Berfokus membangun ekonomi kreatif sebagai tulang punggung perekonomian nasional, kain batik dan produk batik menjadi komoditas yang patut diperhitungkan sebagai aset yang berharga dan mencerminkan identitas bangsa Indonesia. Beragam inisiatif seperti pembentukan Ekosistem Desa Kreatif yang diusung Bekraf dan Desa Wisata Binaan yang diusung BCA berkontribusi menyediakan wadah bagi peningkatan kualitas para pengrajin Batik, serta kemajuan budaya dan ekonomi masyarakat berbasis kearifan lokal.

“Nilai filosofis yang tersirat dalam sehelai kain batik menjadikannya karya seni yang memiliki nilai jual yang tinggi di pasaran. Aspek ini yang sebaiknya kita bersama tonjolkan dalam membangun ekonomi kreatif di Indonesia sehingga tidak hanya menjual kain Batik dan produk Batik yang bermutu tinggi tetapi juga merepresentasikan jiwa dan identitas bangsa Indonesia, tambah Jahja.

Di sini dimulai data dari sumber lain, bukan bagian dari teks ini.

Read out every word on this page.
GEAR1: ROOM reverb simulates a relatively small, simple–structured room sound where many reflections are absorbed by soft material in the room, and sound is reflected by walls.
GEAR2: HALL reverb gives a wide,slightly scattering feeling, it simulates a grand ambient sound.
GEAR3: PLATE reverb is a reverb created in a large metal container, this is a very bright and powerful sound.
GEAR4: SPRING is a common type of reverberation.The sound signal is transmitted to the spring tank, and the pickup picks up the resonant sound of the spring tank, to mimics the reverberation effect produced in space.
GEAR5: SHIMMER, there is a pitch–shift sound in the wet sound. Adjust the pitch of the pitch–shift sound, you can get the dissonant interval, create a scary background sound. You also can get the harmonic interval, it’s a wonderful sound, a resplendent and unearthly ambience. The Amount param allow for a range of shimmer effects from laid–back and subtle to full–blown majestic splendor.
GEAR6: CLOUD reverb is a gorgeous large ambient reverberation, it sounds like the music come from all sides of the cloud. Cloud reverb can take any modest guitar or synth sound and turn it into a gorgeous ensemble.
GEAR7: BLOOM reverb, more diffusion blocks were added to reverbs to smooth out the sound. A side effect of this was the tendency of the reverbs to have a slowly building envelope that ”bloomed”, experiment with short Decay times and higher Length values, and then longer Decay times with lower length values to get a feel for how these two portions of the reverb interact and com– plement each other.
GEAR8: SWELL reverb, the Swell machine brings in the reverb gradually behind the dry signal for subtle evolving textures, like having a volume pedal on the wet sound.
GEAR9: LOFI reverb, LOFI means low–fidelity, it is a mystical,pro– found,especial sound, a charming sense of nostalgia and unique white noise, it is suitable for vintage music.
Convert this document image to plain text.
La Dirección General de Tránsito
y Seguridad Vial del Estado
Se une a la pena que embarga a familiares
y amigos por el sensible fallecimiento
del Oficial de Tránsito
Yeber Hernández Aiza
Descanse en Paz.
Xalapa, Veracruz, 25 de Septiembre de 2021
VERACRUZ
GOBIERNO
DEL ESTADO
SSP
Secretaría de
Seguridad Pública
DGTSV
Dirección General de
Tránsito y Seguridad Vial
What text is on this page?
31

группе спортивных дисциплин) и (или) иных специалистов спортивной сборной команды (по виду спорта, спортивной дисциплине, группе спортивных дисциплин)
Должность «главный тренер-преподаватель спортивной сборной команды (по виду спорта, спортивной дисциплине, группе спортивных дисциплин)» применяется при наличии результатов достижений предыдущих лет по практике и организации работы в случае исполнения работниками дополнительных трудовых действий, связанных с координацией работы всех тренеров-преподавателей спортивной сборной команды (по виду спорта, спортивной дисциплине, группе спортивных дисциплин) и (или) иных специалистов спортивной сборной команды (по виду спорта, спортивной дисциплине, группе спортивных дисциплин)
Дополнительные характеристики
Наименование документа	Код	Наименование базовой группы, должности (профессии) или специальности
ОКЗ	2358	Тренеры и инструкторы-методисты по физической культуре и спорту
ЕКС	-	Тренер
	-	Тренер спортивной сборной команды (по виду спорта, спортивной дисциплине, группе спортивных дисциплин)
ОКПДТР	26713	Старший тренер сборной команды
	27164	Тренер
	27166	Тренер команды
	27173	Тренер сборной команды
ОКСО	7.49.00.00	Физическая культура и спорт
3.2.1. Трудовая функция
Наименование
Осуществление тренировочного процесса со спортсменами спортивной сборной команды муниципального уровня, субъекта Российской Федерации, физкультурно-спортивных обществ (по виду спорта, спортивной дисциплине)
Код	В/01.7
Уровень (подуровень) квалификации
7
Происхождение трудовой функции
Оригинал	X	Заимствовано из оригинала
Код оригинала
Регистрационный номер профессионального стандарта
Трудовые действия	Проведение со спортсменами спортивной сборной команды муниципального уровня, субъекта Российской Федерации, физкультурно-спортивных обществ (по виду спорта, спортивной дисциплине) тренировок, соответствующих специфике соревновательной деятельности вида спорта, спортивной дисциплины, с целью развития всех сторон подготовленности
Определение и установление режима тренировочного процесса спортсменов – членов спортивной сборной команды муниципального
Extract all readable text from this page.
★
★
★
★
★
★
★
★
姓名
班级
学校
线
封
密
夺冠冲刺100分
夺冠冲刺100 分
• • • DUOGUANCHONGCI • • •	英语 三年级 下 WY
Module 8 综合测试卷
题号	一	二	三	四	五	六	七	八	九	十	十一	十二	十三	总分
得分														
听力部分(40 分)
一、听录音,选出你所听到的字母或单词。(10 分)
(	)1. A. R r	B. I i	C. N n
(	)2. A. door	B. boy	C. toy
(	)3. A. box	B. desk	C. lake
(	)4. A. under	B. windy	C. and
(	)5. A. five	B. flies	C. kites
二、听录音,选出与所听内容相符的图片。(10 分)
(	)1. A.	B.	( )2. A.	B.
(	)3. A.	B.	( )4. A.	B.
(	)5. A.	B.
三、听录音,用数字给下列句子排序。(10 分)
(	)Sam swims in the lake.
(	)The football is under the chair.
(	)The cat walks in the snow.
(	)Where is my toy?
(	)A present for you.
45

Salah satu kota yang tidak dapat dipisahkan dari eksistensi Batik adalah Pekalongan. Dijuluki sebagai kota Batik, Pekalongan memiliki Industri Kecil Menengah (IKM) Batik sebanyak 12.475 unit yang menyerap sekitar 88.670 tenaga kerja. Karenanya, dalam forum Kafe BCA VI tersebut, BCA sekaligus meluncurkan buku Batik Pekalongan: Dari Masa ke Masa yang ditulis secara apik oleh Budi Mulyawan dan didukung secara penuh oleh BCA. Buku ini diharapkan dapat meningkatkan kepedulian masyarakat terhadap Batik dan menjadi inspirasi bagi kemajuan teknik membatik di Indonesia.

Sebagai salah satu perusahaan yang lahir dan besar di Indonesia, BCA melakukan berbagai cara untuk mendukung Pekalongan mempertahankan eksistensinya sebagai kota Batik. Untuk meningkatkan kualitas pengrajin Batik di Pekalongan, BCA baru saja meresmikan Kampung Batik Gemah Sumilir, Wiradesa, Pekalongan sebagai salah satu Desa Wisata Binaan BCA.

“Kami juga bekerja sama dengan pengrajin Batik di Pekalongan untuk memproduksi Batik Hoko BCA sebagai seragam yang dikenakan oleh lebih dari 23.000 karyawan BCA dari Sabang sampai Merauke. Tentunya, kami juga berharap melalui dukungan terhadap penerbitan buku Batik Pekalongan: Dari Masa ke Masa ini dapat berkontribusi membantu masyarakat luas mengenal lebih dalam Batik Pekalongan yang sungguh kaya akan kreasi,” kata Jahja.